The machines with the older RAID-adapters ("Passplay" and "Cheetah") based on MCA technology are out of the discussion anyway. They are based on the DAC960M technology basically but an older draft of that concept. They use some of the chips of the -M and early -Px adapters (PL / PD) and they are developed by Mylex - but the firmware 3.x is PCI-specific, not MCA. So you can practically forget about using them under Linux since the driver is *particularly* written for the 3.x firmware level.

LVD on Cheetah
>What kind of drives does the RAID take? Is F/W DIFFERENTIAL SCSI the right kind? Or are LVD (low voltage differential) different and it needs them instead?

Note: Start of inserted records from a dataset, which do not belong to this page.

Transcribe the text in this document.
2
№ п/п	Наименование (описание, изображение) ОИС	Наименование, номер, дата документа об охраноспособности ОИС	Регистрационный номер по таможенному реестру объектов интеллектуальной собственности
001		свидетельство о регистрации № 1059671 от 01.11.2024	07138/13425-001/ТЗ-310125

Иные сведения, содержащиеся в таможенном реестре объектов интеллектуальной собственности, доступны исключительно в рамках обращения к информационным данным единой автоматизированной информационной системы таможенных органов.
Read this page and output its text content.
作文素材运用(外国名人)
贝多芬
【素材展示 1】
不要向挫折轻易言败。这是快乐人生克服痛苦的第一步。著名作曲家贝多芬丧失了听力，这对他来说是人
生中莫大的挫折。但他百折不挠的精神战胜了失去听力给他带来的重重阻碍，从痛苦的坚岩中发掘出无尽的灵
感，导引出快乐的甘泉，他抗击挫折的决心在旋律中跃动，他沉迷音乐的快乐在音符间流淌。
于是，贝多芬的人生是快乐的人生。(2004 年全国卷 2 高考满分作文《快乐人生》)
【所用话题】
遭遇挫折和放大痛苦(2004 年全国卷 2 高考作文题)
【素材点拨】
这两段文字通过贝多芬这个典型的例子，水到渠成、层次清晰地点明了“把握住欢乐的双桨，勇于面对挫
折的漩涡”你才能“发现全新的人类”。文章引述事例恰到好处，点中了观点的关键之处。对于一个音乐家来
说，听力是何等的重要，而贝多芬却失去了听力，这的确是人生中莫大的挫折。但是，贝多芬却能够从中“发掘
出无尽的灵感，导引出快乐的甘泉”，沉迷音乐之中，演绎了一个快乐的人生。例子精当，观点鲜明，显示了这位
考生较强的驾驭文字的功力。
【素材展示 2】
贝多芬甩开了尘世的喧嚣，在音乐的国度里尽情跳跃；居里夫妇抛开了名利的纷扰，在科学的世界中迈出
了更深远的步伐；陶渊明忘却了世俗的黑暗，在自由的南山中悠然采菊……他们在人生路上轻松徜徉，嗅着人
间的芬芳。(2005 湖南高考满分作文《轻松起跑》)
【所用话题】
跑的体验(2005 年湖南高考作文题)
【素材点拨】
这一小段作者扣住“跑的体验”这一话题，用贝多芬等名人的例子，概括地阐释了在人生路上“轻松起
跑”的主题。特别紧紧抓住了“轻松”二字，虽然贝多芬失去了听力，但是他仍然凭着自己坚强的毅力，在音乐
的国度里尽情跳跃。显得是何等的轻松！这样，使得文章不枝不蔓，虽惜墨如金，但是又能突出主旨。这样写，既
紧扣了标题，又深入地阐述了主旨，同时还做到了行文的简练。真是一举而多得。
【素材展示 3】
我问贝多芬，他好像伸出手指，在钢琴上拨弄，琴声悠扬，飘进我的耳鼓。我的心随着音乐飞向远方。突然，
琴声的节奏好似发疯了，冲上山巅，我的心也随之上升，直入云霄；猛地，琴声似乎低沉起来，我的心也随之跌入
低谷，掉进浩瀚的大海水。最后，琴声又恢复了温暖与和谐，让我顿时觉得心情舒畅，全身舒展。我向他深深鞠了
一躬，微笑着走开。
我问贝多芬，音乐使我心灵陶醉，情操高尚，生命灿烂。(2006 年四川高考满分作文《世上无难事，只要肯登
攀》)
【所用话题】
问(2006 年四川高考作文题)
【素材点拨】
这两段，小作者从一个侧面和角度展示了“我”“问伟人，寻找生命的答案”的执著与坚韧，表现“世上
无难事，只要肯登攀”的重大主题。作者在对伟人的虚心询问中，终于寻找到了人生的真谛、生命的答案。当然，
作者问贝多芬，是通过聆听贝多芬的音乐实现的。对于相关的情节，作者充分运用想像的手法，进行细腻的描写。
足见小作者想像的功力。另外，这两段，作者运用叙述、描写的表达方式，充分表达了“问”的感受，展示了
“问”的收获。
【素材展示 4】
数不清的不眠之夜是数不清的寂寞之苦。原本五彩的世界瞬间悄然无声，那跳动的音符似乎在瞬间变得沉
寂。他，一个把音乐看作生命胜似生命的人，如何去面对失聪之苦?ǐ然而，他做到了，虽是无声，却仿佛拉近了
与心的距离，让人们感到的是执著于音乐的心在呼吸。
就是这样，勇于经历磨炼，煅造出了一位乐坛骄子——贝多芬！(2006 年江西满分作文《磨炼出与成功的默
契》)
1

I've never dealt with RAID before.

 From Peter
 Remember the  "Cheetah"-Adapter's "Real Trade Name" ?  IBM Fast/Wide Streaming Raid Adapter /A.
   It it an ordinary F/W indended for single-ended SCSI devices. It does however take U/W LVD drives, because these are downward-compatible to single-ended, which the old "high-voltage differential" are *not*. 
      If you get - for example - a set of U/W "Low Voltage Differential" (LVD) IBM DDRS 4.5 or 9.1GB drives then they will nicely run with the Cheetah. I have some of them in "Starship" - my Server 520 attached to the Fast/Wide RAID Adapter PCI. No problem. You can even mix them
 with "ordinary" F/W or U/W drives. Same for the Cheetah and even the older Passplay.

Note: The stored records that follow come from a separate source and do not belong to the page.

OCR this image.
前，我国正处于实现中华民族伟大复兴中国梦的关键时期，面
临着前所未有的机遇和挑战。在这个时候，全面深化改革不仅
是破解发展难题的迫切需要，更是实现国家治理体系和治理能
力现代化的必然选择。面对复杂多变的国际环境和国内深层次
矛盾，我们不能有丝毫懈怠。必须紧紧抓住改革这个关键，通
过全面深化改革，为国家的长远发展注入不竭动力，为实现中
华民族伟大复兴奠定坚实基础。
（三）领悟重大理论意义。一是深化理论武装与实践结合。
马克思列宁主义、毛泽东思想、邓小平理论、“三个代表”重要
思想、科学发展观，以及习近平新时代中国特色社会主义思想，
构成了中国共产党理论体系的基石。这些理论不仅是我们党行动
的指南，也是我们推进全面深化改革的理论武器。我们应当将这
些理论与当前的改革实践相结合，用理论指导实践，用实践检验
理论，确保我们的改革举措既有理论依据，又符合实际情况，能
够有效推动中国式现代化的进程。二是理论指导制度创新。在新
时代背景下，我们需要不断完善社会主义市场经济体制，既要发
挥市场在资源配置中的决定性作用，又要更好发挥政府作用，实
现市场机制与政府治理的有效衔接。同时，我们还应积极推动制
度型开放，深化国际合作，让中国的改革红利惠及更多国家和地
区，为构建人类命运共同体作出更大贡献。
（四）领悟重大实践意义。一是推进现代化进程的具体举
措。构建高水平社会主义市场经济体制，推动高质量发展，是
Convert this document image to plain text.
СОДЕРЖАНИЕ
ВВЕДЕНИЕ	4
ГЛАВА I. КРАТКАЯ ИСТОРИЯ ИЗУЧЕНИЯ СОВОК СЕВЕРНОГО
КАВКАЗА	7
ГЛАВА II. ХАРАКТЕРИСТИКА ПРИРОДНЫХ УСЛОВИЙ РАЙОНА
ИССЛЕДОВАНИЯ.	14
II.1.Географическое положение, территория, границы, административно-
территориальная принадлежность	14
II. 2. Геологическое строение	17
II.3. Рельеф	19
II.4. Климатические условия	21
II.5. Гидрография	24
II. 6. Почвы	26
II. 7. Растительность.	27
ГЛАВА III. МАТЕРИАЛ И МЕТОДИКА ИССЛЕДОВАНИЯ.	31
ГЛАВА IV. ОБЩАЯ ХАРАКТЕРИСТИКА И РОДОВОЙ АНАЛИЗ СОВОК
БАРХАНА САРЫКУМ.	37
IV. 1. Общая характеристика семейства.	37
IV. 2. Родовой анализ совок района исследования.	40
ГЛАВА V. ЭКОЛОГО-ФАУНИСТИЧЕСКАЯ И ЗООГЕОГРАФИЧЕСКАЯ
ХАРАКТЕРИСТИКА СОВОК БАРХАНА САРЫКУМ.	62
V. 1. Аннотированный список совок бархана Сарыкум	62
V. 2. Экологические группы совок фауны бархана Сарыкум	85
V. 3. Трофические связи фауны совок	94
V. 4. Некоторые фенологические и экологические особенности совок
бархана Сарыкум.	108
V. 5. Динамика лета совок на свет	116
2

Logical Drive Limits under NT
Tony speaks with conviction when he says:
   I've got Cheetah running a rack of 9G drives in a MCA Server 320.  One issue seems to be it won't configure a logical drive larger than 32G (you can have several of these though).  Not exactly crippling for modest use, but a limitation none the less.  I haven't tried to see of NT's volume spanning tricks could be layered atop some of these 32G drives - might be one way around that issue


Cheetah Specs
SCSI type SCSI-2 Fast/Wide
SCSI bus path / speed 16 bit / 20 MB/sec
I/O bus path / speed 32 bit / 40 MB/sec streaming 
(80 MB/sec on PC Server 720)
I/O features Streaming data xfer Address and data parity
RAID levels  RAID 0, 1, Hybrid 1, 5 
4 ind (A, B, C, D) / 8 logical arrays
Tagged Command Queuing Yes
Processor i960CA at 25 MHz [accepts i960-CF25]
Size Type 3 (full length)
Channels Two (one internal; one internal or external) 
Connectors Three 16 bit wide connectors:
Two internal One external  
*Can only use two connectors at once
Devices supported 14 per adapter (7 per max per channel)
Cache std 4 MB (with parity) 60 ns soldered on.
Cache write policy Write-through or write-back


AdapterID 8F82  IBM SCSI-2 Fast/Wide Streaming-RAID Adapter/A

Interrupt Level
   Set the interrupt level for the adapter.
    <"Level E">, A, B

BIOS Base Address
   BIOS base address. Each adapter must have a unique address range. 
    <"C0000-0C1FFF">, C2000-0C3FFF, C4000-0C5FFF, C6000-0C7FFF, C8000-0C9FFF, CA000-0CBFFF, CC000-0CDFFF, CE000-0CFFFF, D0000-0D1FFF, D2000-0D3FFF, D4000-0D5FFF, D6000-0D7FFF, D8000-0D9FFF, DA000-0DBFFF, DC000-0DDFFF, DE000-0DFFFF

I/O Address
   I/O address. Each adapter must have a unique address range.
    <"1C00-1C1F">, 3C00-3C1F, 5C00-5C1F, 7C00-7C1F, 9C00-9C1F, BC00-BC1F, DC00-DC1F, FC00-FC1F

DMA Arbitration Level
   DMA channel the adapter will use to transfer data.
   <"Level 8">, 9, A, B, C, D, E, 1, 3, 5, 6, 7

Tower Configuration
   How many towers of seven drives will be presented to the user. Any messages regarding drive status are always presented in terms of bays in the tower. When each channel of the Streaming-RAID Adapter/A is connected to a different tower select the '2 Towers' Configuration and when both channels are connected to one single tower select the '1 Tower'
Configuration.
   <"2 Towers">, 1 Tower

Data Parity Exception Handling Support
   Enable or disable the Micro Channel data parity generation
NOTE: System must support this option.
   < "Enabled ">, Disabled

Micro Channel Streaming
   Eenable or disable the Microchannel streaming. NOTE: If the system does not support this then this option will NOT be available.
   <"Enabled ">, Disabled

INT 13 Support
   This provides limited support for BIOS INT 13 function calls and is required if boot devices are connected to Streaming-RAID Adapter/A.
NOTE: If the system does not support this (eg. not a T1 upgrade-66 or any T4 complex) then this option will NOT be available.